The American Bankruptcy Institute e-newsletter of 5/16/19 reports that Legislation introduced last week, in the US Congress, seeks to allow student loans to be discharged in bankruptcy without the difficulty of proving the “undue hardship” standard, according to a Washington Post commentary. The legislation has drawn bipartisan support with two Republican co-sponsors in the House, including Rep. John Katko (R-N.Y.), who introduced a similar bill in the last session of Congress. It would, as sponsor House Judiciary Chair Jerrold Nadler (D-N.Y.) put it in a statement, “ensure student loan debt is treated like almost every other form of consumer debt.” In the Senate, Sen. Elizabeth Warren (D-Mass.), along with fellow presidential candidates Sens. Bernie Sanders (I-Vt.), Kamala Harris (D-Calif.) and Amy Klobuchar (D-Minn.), are all co-sponsoring companion legislation. Americans owe a collective $1.5 trillion in student loan debt, an amount that’s increased from $90 billion over the past two decades, according to the commentary. In 2018, more than two-thirds of college graduates graduated with student loans. The average amount borrowed (from all sources) by a 2018 graduate is just under $30,000. The burden is impacting people from early adulthood to those in retirement: Some senior citizens are using their Social Security checks to pay back student loan bills, according to the commentary. Restoring bankruptcy could protect borrowers in another way, too, by potentially acting as a check on the careless treatment of debtors by student loan servicers, according to the commentary. In 2017, the Consumer Financial Protection Bureau sued Navient, claiming that the student loan giant repeatedly did not tell borrowers experiencing financial difficulties about income-based repayment options and instead pushed them into forbearance, a strategy that resulted in further interest charges and increased the amount borrowers owed.

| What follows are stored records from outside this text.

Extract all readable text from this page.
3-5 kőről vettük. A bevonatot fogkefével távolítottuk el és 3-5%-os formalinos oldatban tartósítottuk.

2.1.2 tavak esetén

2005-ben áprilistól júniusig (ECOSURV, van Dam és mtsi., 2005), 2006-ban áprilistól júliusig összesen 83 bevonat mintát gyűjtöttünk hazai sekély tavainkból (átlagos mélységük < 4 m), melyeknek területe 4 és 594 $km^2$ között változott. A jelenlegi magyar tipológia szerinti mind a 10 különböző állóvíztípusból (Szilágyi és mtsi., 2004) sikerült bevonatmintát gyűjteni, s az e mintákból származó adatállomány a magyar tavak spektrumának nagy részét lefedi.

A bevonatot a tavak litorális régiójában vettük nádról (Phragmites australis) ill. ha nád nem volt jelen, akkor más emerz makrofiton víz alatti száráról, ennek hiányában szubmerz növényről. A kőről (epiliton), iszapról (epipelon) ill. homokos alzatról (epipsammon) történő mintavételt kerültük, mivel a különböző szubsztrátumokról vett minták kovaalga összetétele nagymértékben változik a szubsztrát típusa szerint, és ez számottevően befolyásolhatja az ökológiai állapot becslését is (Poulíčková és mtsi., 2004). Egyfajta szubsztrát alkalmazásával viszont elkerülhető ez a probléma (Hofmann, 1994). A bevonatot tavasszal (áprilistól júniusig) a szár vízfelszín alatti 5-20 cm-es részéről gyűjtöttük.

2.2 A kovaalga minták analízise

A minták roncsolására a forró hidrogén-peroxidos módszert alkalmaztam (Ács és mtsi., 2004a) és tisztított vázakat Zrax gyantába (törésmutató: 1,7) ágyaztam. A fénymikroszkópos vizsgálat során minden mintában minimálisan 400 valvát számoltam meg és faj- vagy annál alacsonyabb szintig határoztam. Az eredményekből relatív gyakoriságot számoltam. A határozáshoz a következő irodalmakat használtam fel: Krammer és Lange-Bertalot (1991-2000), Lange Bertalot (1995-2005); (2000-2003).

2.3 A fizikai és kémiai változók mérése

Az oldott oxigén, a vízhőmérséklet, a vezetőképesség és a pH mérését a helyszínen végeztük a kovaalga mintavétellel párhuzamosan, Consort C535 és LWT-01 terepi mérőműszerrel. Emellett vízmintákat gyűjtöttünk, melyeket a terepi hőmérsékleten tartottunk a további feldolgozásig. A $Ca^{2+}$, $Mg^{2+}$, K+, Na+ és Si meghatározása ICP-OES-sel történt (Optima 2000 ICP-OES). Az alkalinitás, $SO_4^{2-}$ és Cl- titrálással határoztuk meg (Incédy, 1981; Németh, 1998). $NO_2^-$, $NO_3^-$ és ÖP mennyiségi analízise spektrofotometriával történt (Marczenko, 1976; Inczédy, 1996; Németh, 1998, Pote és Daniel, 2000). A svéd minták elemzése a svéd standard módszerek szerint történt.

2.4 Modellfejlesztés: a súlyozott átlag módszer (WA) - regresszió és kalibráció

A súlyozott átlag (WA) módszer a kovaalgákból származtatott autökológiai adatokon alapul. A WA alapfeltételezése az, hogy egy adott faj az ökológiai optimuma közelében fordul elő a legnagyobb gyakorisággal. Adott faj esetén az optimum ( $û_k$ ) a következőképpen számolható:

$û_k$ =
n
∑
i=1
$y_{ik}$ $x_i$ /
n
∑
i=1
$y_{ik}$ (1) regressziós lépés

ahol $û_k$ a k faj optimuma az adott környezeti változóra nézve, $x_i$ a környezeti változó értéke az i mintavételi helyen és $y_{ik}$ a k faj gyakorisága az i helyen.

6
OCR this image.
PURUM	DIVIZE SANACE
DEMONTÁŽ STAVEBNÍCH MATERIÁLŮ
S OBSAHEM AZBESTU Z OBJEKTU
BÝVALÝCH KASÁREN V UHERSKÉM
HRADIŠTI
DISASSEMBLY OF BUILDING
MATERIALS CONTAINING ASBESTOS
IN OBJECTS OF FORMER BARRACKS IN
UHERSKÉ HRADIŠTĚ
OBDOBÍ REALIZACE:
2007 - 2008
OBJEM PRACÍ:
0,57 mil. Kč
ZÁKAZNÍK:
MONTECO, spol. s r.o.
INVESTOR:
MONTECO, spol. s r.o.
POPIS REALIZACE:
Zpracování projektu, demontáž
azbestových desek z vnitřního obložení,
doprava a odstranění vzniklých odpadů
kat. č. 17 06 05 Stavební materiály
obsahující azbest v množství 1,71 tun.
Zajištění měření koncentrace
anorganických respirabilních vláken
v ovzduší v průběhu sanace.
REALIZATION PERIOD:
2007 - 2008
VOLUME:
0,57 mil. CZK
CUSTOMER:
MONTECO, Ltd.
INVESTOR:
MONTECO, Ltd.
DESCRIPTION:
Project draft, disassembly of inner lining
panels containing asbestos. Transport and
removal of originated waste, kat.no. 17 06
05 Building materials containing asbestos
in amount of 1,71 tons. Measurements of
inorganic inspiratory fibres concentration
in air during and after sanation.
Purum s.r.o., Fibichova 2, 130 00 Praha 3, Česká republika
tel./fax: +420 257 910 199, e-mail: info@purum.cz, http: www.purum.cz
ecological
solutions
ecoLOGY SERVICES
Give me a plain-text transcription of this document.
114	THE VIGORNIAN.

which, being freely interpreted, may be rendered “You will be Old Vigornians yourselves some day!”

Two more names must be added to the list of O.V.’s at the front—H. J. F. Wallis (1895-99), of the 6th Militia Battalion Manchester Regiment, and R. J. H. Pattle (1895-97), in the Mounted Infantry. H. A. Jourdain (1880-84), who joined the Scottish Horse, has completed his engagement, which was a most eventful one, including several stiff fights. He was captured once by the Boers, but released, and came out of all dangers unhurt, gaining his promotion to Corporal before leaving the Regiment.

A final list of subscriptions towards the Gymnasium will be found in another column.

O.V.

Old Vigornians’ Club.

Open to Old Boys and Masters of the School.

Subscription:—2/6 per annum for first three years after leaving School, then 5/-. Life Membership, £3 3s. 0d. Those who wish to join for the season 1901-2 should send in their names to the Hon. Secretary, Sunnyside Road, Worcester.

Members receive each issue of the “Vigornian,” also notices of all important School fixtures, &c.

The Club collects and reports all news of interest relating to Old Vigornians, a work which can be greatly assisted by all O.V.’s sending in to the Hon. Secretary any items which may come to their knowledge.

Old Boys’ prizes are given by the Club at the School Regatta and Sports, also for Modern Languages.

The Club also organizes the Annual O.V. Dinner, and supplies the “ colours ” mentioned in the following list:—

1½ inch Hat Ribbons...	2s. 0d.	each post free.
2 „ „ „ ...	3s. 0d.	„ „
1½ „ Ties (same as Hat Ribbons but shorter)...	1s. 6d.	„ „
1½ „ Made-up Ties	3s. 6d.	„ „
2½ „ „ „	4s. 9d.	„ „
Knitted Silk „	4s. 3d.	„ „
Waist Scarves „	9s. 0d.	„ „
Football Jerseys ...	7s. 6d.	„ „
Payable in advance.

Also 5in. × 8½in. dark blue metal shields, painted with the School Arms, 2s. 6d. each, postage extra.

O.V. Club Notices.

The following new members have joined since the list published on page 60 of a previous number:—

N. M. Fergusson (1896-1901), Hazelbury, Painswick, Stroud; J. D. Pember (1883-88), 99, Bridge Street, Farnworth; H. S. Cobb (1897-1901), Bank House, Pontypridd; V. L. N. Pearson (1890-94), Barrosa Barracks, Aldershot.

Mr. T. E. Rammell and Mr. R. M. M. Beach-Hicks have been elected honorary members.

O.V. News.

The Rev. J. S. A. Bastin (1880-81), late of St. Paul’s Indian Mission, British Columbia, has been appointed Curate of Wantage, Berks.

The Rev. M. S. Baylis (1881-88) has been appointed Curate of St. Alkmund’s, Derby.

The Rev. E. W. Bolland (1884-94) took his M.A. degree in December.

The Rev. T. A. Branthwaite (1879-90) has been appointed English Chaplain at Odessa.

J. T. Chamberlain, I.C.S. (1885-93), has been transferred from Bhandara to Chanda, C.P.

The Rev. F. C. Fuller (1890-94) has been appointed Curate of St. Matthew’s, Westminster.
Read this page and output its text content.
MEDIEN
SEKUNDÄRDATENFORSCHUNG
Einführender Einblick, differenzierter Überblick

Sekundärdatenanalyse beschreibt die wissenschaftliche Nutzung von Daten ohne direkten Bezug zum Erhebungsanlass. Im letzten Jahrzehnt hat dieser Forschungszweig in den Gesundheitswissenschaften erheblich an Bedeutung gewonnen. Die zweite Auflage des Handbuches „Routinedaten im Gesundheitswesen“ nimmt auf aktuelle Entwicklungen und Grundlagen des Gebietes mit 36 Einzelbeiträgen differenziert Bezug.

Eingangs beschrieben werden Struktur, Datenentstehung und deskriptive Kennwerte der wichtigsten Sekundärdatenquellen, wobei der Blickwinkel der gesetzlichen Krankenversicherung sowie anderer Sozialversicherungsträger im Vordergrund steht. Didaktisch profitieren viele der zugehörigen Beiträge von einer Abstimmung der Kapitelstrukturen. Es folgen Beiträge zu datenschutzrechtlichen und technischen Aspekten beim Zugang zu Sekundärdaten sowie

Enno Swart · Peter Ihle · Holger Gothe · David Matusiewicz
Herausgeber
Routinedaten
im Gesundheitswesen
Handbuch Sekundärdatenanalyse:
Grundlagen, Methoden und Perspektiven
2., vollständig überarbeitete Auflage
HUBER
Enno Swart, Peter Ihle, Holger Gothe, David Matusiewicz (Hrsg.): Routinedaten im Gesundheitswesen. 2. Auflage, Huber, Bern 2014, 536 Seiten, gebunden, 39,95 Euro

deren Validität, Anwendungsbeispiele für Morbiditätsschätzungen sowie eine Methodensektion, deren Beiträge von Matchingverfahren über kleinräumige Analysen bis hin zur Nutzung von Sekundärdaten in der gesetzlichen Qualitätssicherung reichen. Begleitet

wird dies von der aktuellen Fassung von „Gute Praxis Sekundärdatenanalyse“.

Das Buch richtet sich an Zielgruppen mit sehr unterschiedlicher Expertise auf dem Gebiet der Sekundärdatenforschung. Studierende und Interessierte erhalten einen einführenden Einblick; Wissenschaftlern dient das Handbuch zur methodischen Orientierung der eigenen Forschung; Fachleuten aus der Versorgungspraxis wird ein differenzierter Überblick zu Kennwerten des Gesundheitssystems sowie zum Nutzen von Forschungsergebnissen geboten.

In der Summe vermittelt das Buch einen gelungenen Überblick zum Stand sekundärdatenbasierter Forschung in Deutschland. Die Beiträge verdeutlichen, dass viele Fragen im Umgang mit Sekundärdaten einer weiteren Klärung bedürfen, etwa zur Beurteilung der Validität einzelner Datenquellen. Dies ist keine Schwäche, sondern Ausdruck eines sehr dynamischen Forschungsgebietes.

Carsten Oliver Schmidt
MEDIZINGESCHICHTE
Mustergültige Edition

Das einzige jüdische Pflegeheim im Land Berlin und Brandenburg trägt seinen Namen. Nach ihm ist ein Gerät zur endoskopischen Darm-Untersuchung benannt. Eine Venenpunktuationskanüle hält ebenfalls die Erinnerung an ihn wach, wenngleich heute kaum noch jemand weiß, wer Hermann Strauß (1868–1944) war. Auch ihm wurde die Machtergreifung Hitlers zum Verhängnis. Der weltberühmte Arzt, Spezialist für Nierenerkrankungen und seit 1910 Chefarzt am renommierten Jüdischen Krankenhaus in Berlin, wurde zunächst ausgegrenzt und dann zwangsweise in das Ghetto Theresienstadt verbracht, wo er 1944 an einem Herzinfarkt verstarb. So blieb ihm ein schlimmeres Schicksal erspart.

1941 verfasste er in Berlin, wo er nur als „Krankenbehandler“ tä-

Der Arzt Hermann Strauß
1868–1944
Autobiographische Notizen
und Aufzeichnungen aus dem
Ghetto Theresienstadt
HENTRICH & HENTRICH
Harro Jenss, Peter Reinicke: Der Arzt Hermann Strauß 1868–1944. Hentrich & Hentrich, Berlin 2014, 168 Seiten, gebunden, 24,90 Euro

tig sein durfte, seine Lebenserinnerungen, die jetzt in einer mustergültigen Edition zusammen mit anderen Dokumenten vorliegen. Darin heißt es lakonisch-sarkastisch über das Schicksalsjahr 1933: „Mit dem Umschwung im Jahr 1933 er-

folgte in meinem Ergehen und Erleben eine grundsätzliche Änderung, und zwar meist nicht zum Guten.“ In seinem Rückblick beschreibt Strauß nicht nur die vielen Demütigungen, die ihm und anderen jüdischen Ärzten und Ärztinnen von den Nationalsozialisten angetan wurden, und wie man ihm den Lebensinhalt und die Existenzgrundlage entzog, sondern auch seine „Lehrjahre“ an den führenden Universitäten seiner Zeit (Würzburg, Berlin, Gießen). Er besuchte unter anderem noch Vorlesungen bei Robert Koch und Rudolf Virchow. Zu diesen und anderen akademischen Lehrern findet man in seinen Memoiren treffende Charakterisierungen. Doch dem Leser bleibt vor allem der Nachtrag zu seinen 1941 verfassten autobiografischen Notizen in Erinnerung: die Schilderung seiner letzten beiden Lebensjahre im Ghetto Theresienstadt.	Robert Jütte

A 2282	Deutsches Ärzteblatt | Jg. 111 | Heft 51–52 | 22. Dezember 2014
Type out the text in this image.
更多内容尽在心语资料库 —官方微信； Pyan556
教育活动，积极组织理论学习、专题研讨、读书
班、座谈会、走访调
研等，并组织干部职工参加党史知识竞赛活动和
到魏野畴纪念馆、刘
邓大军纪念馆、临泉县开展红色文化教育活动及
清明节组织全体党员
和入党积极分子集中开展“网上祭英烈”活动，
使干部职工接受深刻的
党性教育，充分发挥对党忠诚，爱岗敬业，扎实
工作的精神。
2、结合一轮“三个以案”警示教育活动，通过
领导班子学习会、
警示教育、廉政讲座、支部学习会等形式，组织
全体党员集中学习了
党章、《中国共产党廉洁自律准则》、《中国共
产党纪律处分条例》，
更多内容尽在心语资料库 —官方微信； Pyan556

The issue of student loan debt and bankruptcy is the first problem addressed in the Final Report of the ABI Commission on Consumer Bankruptcy.

Comment by attorney Kathleen P. March, Esq: Over the past 10 years, there have been various bills introduced in the US Congress, to make it easier to discharge student loan debt in bankruptcy. None of those bills have come close to passing. Some of those earlier bills have had “bi-partisan support”. It’s wait and see if this new bill makes any progress toward becoming law.